IDRIS emphasises an important property of reactive systems that appears to be undervalued in other design methods (for example [WM86] and [YC78]). This is the role of the shared data entity and its effect on both latency and throughput deadlines. The implicit control flow imposed on otherwise independent real time tasks is taken into account from the early stages of the design.

Essentially, the design method depends on a static analysis of the implicit control flows so that scheduling can take the place of conventional locking. The static analysis of the scheduling problem doesn't generate a schedule directly, as in other static scheduling techniques; the analysis simply determines the effectiveness of the dynamic heuristic (Earliest Deadline First). If the analysis shows that the heuristic is successful, then at run time the heuristic will correctly decide what to do with newly triggered tasks such that all deadlines are met. This approach is similar to [LL73].

### 8.2 The Future

The model implies a hierarchical run time environment for real time systems, involving three levels of scheduling, which appears to provide a good platform for addressing reliability issues in the next stage of development of the model.

At present the methodology stands alone and lacks a definite interface to the requirements specification stage of a project. We intend to investigate the possibility of tying the methodology to a particular model of requirements. [NS90] might provide a suitable starting point.
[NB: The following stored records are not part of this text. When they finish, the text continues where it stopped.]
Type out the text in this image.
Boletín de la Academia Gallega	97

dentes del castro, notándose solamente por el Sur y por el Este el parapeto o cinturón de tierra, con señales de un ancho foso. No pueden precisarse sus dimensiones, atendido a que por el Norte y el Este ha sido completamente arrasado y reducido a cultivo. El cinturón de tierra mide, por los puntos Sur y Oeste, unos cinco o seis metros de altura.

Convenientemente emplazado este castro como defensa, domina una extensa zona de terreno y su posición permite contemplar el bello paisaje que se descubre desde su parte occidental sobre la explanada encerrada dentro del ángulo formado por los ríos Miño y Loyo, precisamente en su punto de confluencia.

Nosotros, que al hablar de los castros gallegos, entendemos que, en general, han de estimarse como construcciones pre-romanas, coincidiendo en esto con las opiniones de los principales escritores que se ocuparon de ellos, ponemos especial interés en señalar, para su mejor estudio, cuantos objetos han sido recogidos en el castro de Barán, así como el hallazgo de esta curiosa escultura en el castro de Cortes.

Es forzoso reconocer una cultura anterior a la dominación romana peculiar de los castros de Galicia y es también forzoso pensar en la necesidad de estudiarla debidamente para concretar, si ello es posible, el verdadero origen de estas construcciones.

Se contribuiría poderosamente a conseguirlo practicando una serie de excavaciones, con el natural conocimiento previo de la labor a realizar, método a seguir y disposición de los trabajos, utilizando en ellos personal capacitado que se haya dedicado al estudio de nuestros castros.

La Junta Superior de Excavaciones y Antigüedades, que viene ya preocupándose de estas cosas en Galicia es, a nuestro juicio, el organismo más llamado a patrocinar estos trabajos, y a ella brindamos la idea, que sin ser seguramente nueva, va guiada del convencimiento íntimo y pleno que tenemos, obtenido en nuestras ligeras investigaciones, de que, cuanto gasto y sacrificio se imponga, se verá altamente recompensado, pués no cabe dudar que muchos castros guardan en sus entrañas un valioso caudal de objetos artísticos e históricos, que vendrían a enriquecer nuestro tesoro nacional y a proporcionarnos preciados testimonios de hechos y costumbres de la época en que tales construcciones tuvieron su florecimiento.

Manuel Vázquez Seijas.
The first version of the IDRIS CASE tool is written in C and runs under GEM. It is currently being ported, and partially rewritten, to run on Unix platforms under X-Windows. The new version will provide better support for allocation and simulation of the run time environment.

# References

- [KN84] H. Kasahara and S. Narita. Practical Multiprocessor Scheduling Algorithms for Efficient Parallel Processing. *IEEE Transactions on Computers*, C-33(11), Nov. 1984.
- [LL73] C.L. Liu and J.W. Layland. Scheduling Algorithms for Multiprogramming in a Hard Real-Time Environment. *Journal of the ACM*, 20(1), Jan. 1973.
- [Ma84] R.P.Y. Ma. A Model to Solve Timing Critical Application Problems in Distributed Computer Systems. *IEEE Computer*, 1984.
- [MLT82] R. Ma E.Y.S. Lee and M. Tsuchiya. A Task Allocation Model For Distributed Computing Systems. *IEEE Transactions on Computers*, C-31(1), Jan. 1982.
- [NS90] M. Nejad-Sattary. An Extended Data Flow Diagram Notation for Specification of Real-Time Systems. *PhD Thesis*, *City University*, 1990.
- [Sle91] P.M. Sleat. A Static, Transaction Based, Design Methodology, for Hard Real-Time Systems. *PhD thesis, City University*, 1991.
- [SO91] P.M. Sleat and P.E. Osmon. A Methodology for Real-Time Database System Construction. In Proceedings of the Third International Conference on Software Engineering for Real-Time Systems.IEE Sept. 1991.
- [WM86] P.T. Ward and S.J. Mellor. Structured Development for Real-Time Systems, volume 1,2 and 3. Yourdon Press, New Jersey, 1986.
- [YC78] E. Yourdon and L. Constantine. Structured Design. Yourdon Press, 1978.